LTN: China’s One Belt One Road Plan Brought Economic Trouble to Eight Countries

Major Taiwanese news network Liberty Times Network (LTN) recently reported on China’s grand One Belt One Road plan, which involves a potential investment total of US$8 trillion and involves 68 countries in Asia, Africa, and Europe. The report showed however, that it actually has brought an economic crisis to eight countries: Djibouti, Kyrgyzstan, Laos, Maldives, Mongolia, Montenegro, Pakistan and Tajikistan. Not long ago, the Center for Global Development (CGD) published its analysis on the impact of One Belt One Road. The analysis indicated that many countries developed significant dependency on China and their debt level increased significantly. For example, the African country Djibouti’s Chinese debts are now as large as 91 percent of its GDP. Another example is Pakistan’s development plan of its Port of Gwadar. Now China has pocketed around 91 percent of the Port’s income with only 9 percent left for Pakistan. The income was obtained significantly based on the deep tax cut that Pakistan offered. Sri Lanka had to rent its port city Hambantota to China for nearly one century due to the fact that the government could not pay back its debt (US$1 billion) to China.

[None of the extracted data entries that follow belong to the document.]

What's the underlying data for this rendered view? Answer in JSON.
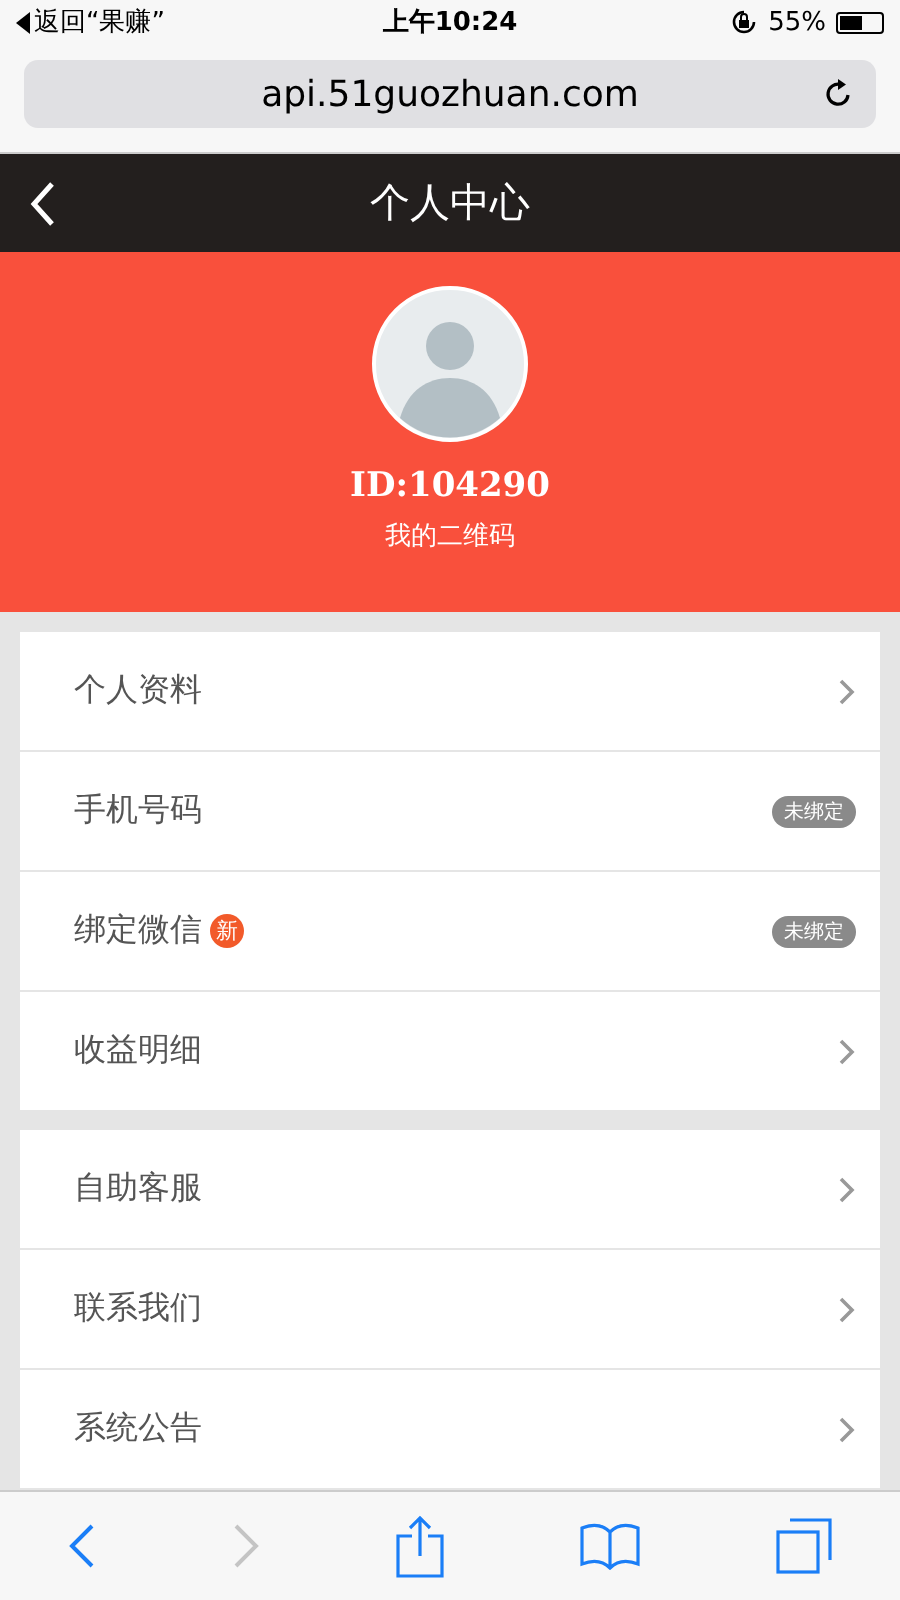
{
  "status_bar": {
    "back_app": "返回“果赚”",
    "time": "上午10:24",
    "battery": "55%"
  },
  "address_bar": {
    "url": "api.51guozhuan.com"
  },
  "nav_bar": {
    "title": "个人中心"
  },
  "profile": {
    "user_id": "ID:104290",
    "qr_link": "我的二维码"
  },
  "menu_groups": [
    {
      "items": [
        {
          "label": "个人资料",
          "kind": "arrow"
        },
        {
          "label": "手机号码",
          "kind": "tag",
          "tag": "未绑定"
        },
        {
          "label": "绑定微信",
          "kind": "tag",
          "tag": "未绑定",
          "badge": "新"
        },
        {
          "label": "收益明细",
          "kind": "arrow"
        }
      ]
    },
    {
      "items": [
        {
          "label": "自助客服",
          "kind": "arrow"
        },
        {
          "label": "联系我们",
          "kind": "arrow"
        },
        {
          "label": "系统公告",
          "kind": "arrow"
        }
      ]
    }
  ],
  "toolbar": {
    "back_disabled": false,
    "forward_disabled": true
  }
}
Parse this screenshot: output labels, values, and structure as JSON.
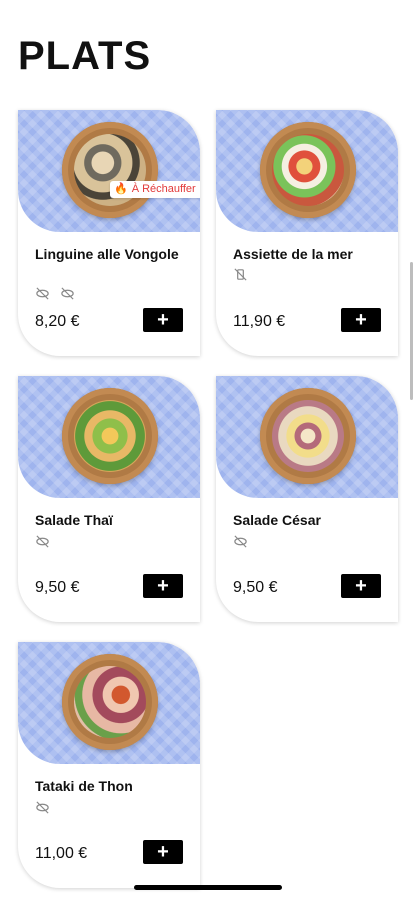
{
  "page": {
    "title": "PLATS"
  },
  "colors": {
    "card_bg": "#9fb4ee",
    "button": "#000000",
    "badge_text": "#e23a3a"
  },
  "dishes": [
    {
      "name": "Linguine alle Vongole",
      "price": "8,20 €",
      "badge": "À Réchauffer",
      "icons": [
        "no-gluten-icon",
        "no-gluten-icon"
      ]
    },
    {
      "name": "Assiette de la mer",
      "price": "11,90 €",
      "icons": [
        "no-lactose-icon"
      ]
    },
    {
      "name": "Salade Thaï",
      "price": "9,50 €",
      "icons": [
        "no-gluten-icon"
      ]
    },
    {
      "name": "Salade César",
      "price": "9,50 €",
      "icons": [
        "no-gluten-icon"
      ]
    },
    {
      "name": "Tataki de Thon",
      "price": "11,00 €",
      "icons": [
        "no-gluten-icon"
      ]
    }
  ],
  "add_button": {
    "label": "+"
  }
}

Source: Liberty Times Network, March 6, 2018
http://news.ltn.com.tw/news/world/breakingnews/2356725

China’s Domestically Manufactured Mainline Aircraft C919 Acquired More Orders

China’s financial news network, A Finance, recently reported that China’s state-owned Commercial Aircraft Corporation of China, Ltd. (COMAC) just landed a new contract to sell 30 C919 aircraft. This new deal enabled COMAC’s C919 sales record to reach 815. COMAC is the company formed to realize China’s strategic goal of domestically designing and manufacturing mainline large-capacity commercial passenger aircraft. C919 directly competes with the Boeing 737 and the Airbus A320. COMAC currently has contracts from 28 buyers globally, most of whom are Chinese organizations. The C919 project was part of a national effort to develop domestic high-end manufacturing equipment and products to compete eventually in the global high-end industrial market.

Source: A Finance, February 26, 2018
http://www.afinance.cn/new/cjxw/201802/2019852.html

China Is Set to Start Trading Crude Oil Futures in Shanghai

Well-known Chinese news site Sina recently reported that the China Securities Regulatory Commission just announced the schedule for China’s crude oil futures trading. The Shanghai Futures Exchange will open the trading on March 26. The Exchange will allow locking in crude oil futures in local currency – the Chinese currency RMB. In 2017, China became the world’s largest oil importer. The Chinese authorities have been working on setting up the oil futures exchange since 2012. Currently world oil futures are traded under two base standards, West Texas Intermediate (WTI) at the New York Mercantile Exchange and Brent at London’s Intercontinental Exchange Europe (ICE). Today, most of the global oil trading is settled in U.S. Dollars. The RMB settlement currency of the Shanghai Crude (coded INE) may eventually introduce the acceptance of RMB as the global settlement currency for oil, which could ultimately lead to more pricing power over oil.

Source: Sina, February 9, 2018
http://finance.sina.com.cn/money/forex/forexinfo/2018-02-09/doc-ifyrkzqr0729751.shtml

Sinchew: American Oil Is Sweeping the Global Market

Major Singapore newspaper Sinchew recently reported that, ever since the U.S. lifted the ban on its oil exports, U.S. oil has been flooding the world from large countries like China and India to small nations like Togo in West Africa. With the U.S. “Shale Oil Revolution,” American oil nowadays has caused a decrease in the global oil price and weakened the influence of OPEC. The U.S. oil output is now equal to Saudi Arabia and is only behind Russia. A large portion of U.S. oil exports go to China. In fact, since November last year, China has been the biggest importer of U.S. oil. Starting in October of last year, U.S. oil also entered the Indian market, which is the third largest oil importer in the world. Starting last November, the U.S. quickly became the fifth largest oil supplier of France. Ports in Texas and around the Gulf of Mexico are undergoing heavy construction in order to expand.